# Suche Drucker, der nicht nach 2 Jahren kaputt geht



## CosmoCortney (5. Mai 2015)

Hallo,
diese Woche ist mein Canon-Drucker (MG5350) gestorben. Mittem beim Drucken. Er lässt sich nichtmehr einschalten. Habe auch versucht ihn einige Zeit lang vom Netz zu bringen. Aber alle Bemühungen sind aussichtslos. Dabei drucke ich vielleicht nur 1 - 3 mal im Monat etwas.
Dabei war ich mit den Leistungen (bis auf die Tinten-Inkontinenz) sehr zufrieden. 

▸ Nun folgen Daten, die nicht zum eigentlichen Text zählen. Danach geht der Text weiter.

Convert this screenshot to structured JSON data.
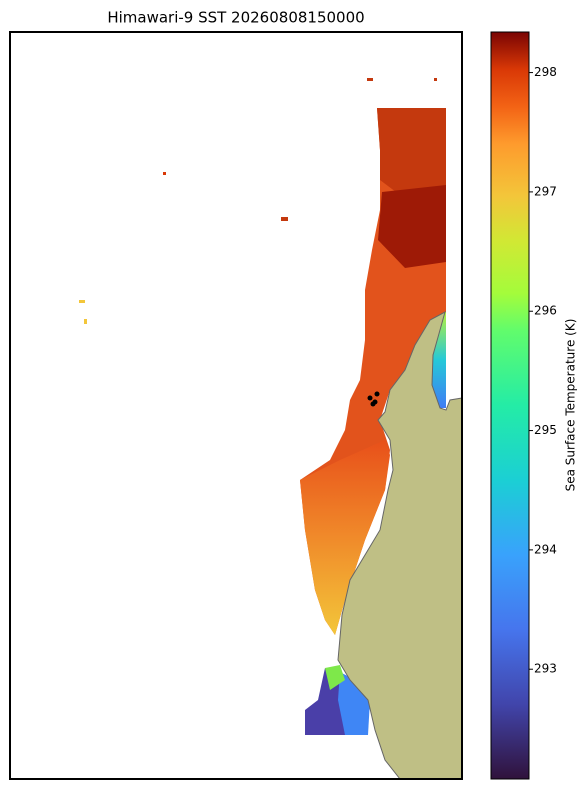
{
  "title": "Himawari-9 SST 20260808150000",
  "colorbar": {
    "label": "Sea Surface Temperature (K)",
    "lim": [
      292.08,
      298.34
    ],
    "ticks": [
      293,
      294,
      295,
      296,
      297,
      298
    ]
  }
}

Daher, gibt es einen Hersteller, bei dem man sich darauf verlassen kann, dass der Drucker lange hält?
Es sollte ein All-in-one Drucker sein, mit W-Lan Support, der auch scannen kann. Was mir auch wichtig ist, dass es Dritthersteller für günstige Tintenpatronen oder Tonerrollen gibt.

Danke fürs Lesen


----------



## FrozenPie (5. Mai 2015)

CosmoCortney schrieb:


> Daher, gibt es einen Hersteller, bei dem man sich darauf verlassen kann, dass der Drucker lange hält?



Also ich hab mit Druckern von HP sehr gute Erfahrungen gemacht. Das Ding rennt seit ca. 3+ Jahren (oder doch schon fast 5?) ohne Mucken, trotz nur einem Jahr Garantie. Und das Ding wurde nicht gerade wenig benutzt 

Ist dieser hier, falls es dich interessiert: HP OfficeJet 4500w G510n


----------



## DKK007 (5. Mai 2015)

Vielleicht solltest du dann eher zu einem Laserdrucker wechseln.


----------



## DARPA (5. Mai 2015)

Wir haben in der Firma überall Brother Laserdrucker. Die laufen seit Jahren ohne Probleme. Und die werden oft vergewaltigt  Hab mir deshalb auch privat einen geholt als Tintenstrahler und bin zufrieden. 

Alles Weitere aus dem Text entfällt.